By JULIET ROWAN
Steve Brown makes yo-yoing look easy. With fluid grace, he loops, swings and spins his Duncan ProYo around his fingers and into the air, in sharply executed manoeuvres - not "tricks", mind you.
"A trick implies you are fooling something," says the 28-year-old American Yo-Yo Master. "Playing yo-yo is
something pure and simple, something beautiful."
The Ohio resident is one of only nine people in the world to have the title of Yo-Yo Master bestowed on them by the International Yo-Yo Museum.
He is a director of the World Yo-Yo Contest and inventor of the freehand style of yo-yoing.
In freehand, the yo-yo is attached to a counterweight rather than the finger. This allows both yo-yo and counterweight to be released during play to create extreme new moves.
The marketing and promotions co-ordinator for Duncan Toys, the world's largest yo-yo manufacturer, he is passionate about spreading the yo-yo craze his company says is sweeping the world.
This week he has been performing in shopping malls around the country.
Brown began yo-yoing a decade ago. The beauty of the sport, he says, is that anyone can do it. "Tall, short, fat, thin, ugly, cute - it's just a matter of practice."
Although New Zealand has no official yo-yo champion or clubs, Duncan Yo-yo's claim of a global craze appears to be true; registrations for this year's World Yo-Yo Contest are up 25 per cent from last year and applications for yo-yo-related patents in the United States have topped those in 1998, considered the peak of the last craze.
Yo-yos reached the height of their popularity in the 1960s. In 1985 a yo-yo was taken up on the space shuttle.

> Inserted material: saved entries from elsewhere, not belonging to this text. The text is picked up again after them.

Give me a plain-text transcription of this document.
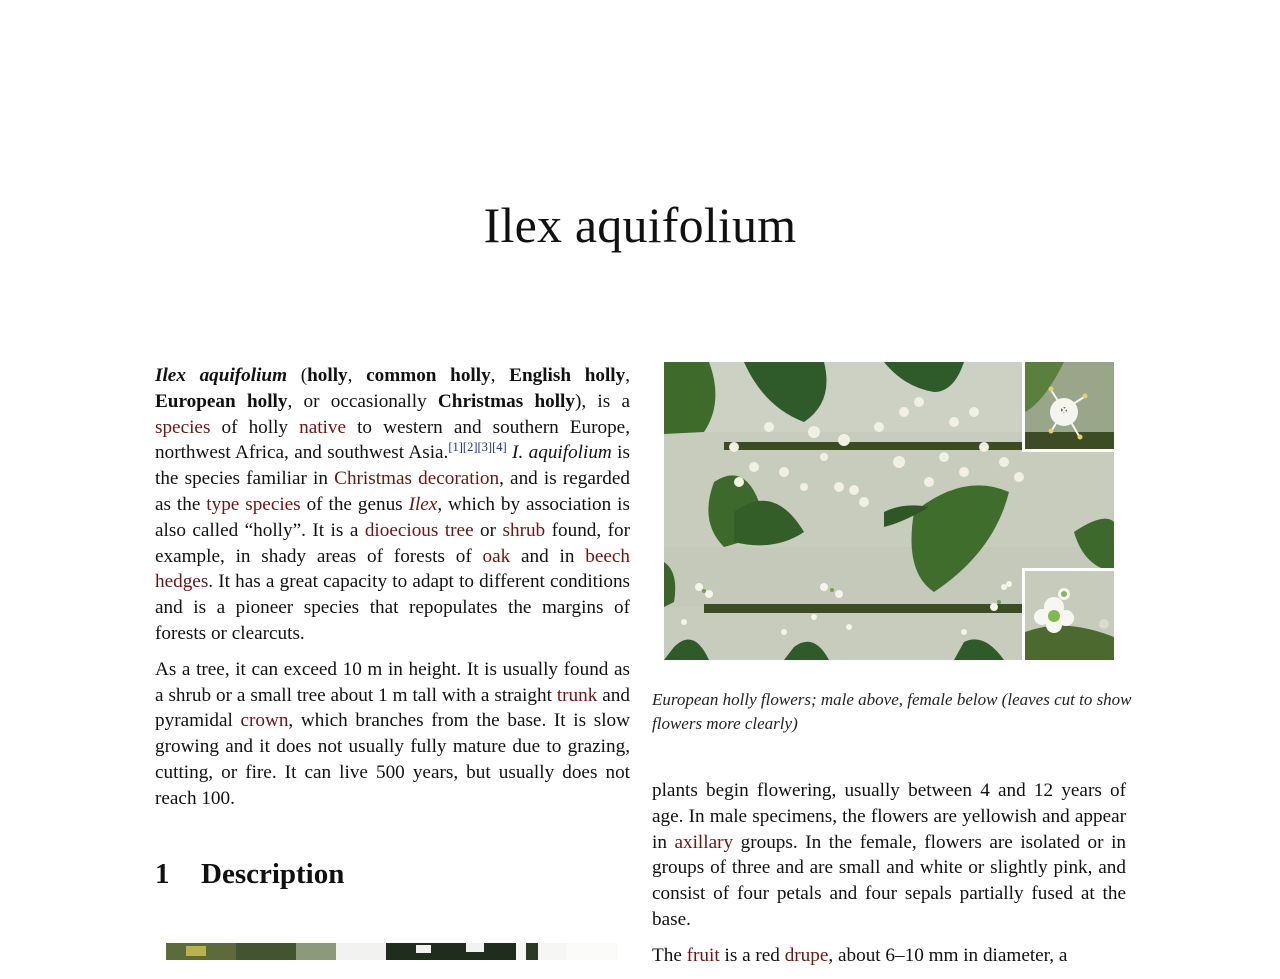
Ilex aquifolium

Ilex aquifolium (holly, common holly, English holly, European holly, or occasionally Christmas holly), is a species of holly native to western and southern Europe, northwest Africa, and southwest Asia.[1][2][3][4] I. aquifolium is the species familiar in Christmas decoration, and is regarded as the type species of the genus Ilex, which by association is also called “holly”. It is a dioecious tree or shrub found, for example, in shady areas of forests of oak and in beech hedges. It has a great capacity to adapt to different conditions and is a pioneer species that repopulates the margins of forests or clearcuts.

As a tree, it can exceed 10 m in height. It is usually found as a shrub or a small tree about 1 m tall with a straight trunk and pyramidal crown, which branches from the base. It is slow growing and it does not usually fully mature due to grazing, cutting, or fire. It can live 500 years, but usually does not reach 100.

1 Description
European holly flowers; male above, female below (leaves cut to show flowers more clearly)

plants begin flowering, usually between 4 and 12 years of age. In male specimens, the flowers are yellowish and appear in axillary groups. In the female, flowers are isolated or in groups of three and are small and white or slightly pink, and consist of four petals and four sepals partially fused at the base.

The fruit is a red drupe, about 6–10 mm in diameter, a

British toy retailers voted the yo-yo "craze of the 20th century" and it has been inducted into the US National Toy Hall of Fame.
GOING YO-YO
* Some say the yo-yo originated in China around 1000 B.C. Others pick Greece, where a boy is pictured playing with a disc resembling a yo-yo on a bowl dating from 500 B.C.
* The yo-yo was all the rage among the French nobility in the 18th century.
* Duncan Toys patented the yo-yo in 1929 and has since sold 1 billion of them.
* Today's most sophisticated yo-yos cost about US$100 ($152).
* One expert estimates more than 2000 tricks can be performed on a good yo-yo.